Wanting to understand exactly what had happened, they together went in to see the boy, who was happy to see the volunteer again, and shortly into their conversation, it was clear from his remarks that if the school had sent a teacher to help him with his work, then they must think that he was going to get better, and so he would try. Quite unknowingly this volunteer, you see, had given this young man hope, and with hope renewed, well, surely change was possible.
And just as we see in the interchange between Jesus and the Samaritan woman, Jesus bursts in upon us when we are least expecting it and speaks with us until we can get beyond whatever is blocking us from seeing the incredible gift he is offering. Jesus meets us in those places in our lives that are messy and difficult and brings with him an offer, an offer of transformation. Jesus had and has a way of cutting through all the unimportant things and getting to the core of the matter.
Today, we are considering the second Mark of Love of the 5 marks of mission: Teach, calling us to teach, baptize and nurture believers. Just as this Samaritan woman would encounter Jesus and be changed by that encounter, we are called, after sharing, after Telling the story of God’s love, to not stop there, but believing in the potential of one another, to make learning and growing in God, an ongoing way of life. Building on the starting point of our baptism, we continue to encounter Jesus as we live out our baptismal covenant.
Christ has come to us in these places where we are parched, with the promise of living water. Taking a long and luxurious drink from his cup we are changed. What was the response of the Samaritan woman? She was bursting with the news of this stranger and could not help but share it with those around her. Like her we become ambassadors of hope. Empowered and embolden by the truth that even those darkest parts of ourselves can be touched by God, we allow the living essence of Christ to sink deep into our lives, becoming expressions of the enormity of God’s love for us.
So we come to the well not just once but often and we drink long and drink deep!

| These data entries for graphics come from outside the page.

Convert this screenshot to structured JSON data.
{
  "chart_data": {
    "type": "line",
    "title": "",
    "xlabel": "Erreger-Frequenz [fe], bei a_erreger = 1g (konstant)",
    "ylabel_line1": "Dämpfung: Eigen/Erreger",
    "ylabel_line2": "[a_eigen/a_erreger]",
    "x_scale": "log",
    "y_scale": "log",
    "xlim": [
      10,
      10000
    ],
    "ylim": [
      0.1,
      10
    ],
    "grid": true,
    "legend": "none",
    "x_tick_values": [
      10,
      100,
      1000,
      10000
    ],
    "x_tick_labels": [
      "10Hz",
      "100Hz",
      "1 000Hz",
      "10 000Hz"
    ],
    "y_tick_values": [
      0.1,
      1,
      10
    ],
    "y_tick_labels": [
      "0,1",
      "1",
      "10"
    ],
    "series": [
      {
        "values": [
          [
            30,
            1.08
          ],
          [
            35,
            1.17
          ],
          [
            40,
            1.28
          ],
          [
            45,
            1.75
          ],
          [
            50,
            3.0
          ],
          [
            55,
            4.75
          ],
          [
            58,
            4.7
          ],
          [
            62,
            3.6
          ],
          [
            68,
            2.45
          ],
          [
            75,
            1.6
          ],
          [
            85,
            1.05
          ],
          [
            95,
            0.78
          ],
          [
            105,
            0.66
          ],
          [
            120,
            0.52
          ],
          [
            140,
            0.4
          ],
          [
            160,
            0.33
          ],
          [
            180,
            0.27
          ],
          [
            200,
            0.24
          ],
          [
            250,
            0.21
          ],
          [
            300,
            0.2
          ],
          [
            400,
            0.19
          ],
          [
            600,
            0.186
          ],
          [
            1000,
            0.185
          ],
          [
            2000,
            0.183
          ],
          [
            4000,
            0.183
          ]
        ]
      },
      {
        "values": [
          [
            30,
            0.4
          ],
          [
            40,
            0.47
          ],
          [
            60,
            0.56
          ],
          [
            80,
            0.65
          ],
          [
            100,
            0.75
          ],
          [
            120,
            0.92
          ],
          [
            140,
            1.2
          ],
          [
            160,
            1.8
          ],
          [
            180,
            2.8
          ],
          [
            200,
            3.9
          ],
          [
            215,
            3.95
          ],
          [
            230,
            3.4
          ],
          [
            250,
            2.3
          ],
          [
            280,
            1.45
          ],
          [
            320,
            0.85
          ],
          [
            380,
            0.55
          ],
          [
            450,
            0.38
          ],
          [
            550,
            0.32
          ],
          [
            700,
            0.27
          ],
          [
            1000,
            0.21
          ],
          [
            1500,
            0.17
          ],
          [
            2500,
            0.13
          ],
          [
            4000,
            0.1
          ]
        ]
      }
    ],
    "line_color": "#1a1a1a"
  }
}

There is a cup with each of our names on it! And having been enlivened by this spring of life and source of goodness ourselves, we scoop up a bit extra while we’re there to share around with others with whom we share this faith journey. For the life of God within us is a life of continuous learning and growing. We help one another understand the different values of life in the Kingdom. We help one another embrace Jesus’ love and life within us and to participate with one another’s support and encouragement in the mission of God in the world. For Christianity is a group experience.

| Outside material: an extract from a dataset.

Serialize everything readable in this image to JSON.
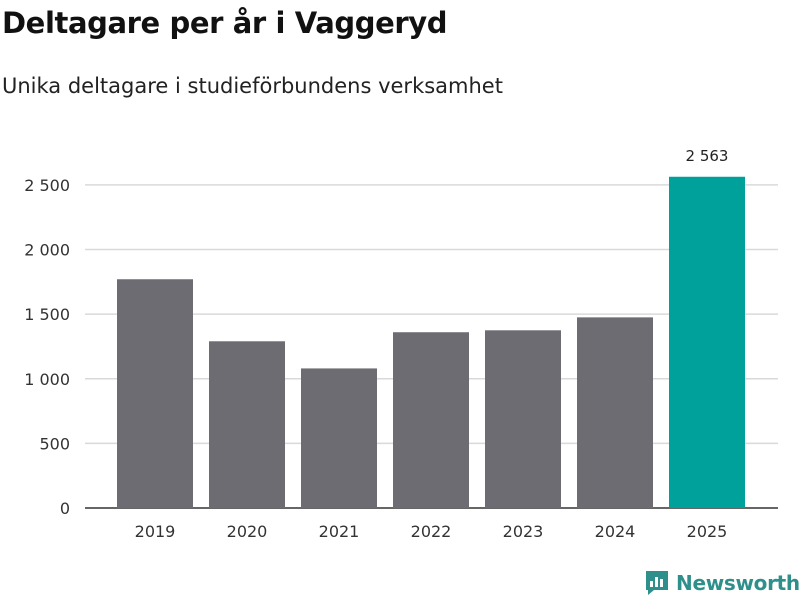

And so in this Second Mark of Mission, we encourage one another in this new life. We build up one another. We help one another to move more deeply into the reality of living in God’s Kingdom. We support one another to ask, to live with, and sometimes, though not always, to answer the harder questions in life.
The second mark of mission, “Teach, baptize, and nurture new believers,” is about formation. We are continually called as believers to grow, change, convert, invite God more and more into our lives, and we’re called to help others do the same. And part of our care for one another is to hold one accountable to this challenge.
True Christian fellowship is based on giving and receiving, helping others and being helped by helping them, allowing yourself to be helped, and thereby helping others by letting them help you.
Our assignment for the week takes us back to our beginning, back to our baptismal covenant. It lists for us the first five questions of this covenant, offering us an opportunity to create a prayer for the day and a reflection on this. As we find some moments for this review and these reflections this day, buoyed up by a fresh reminder of the hope offered to us by Jesus, we remember to pray for all those with whom we share our faith journey, always looking for ways to nurture, care and serve one another.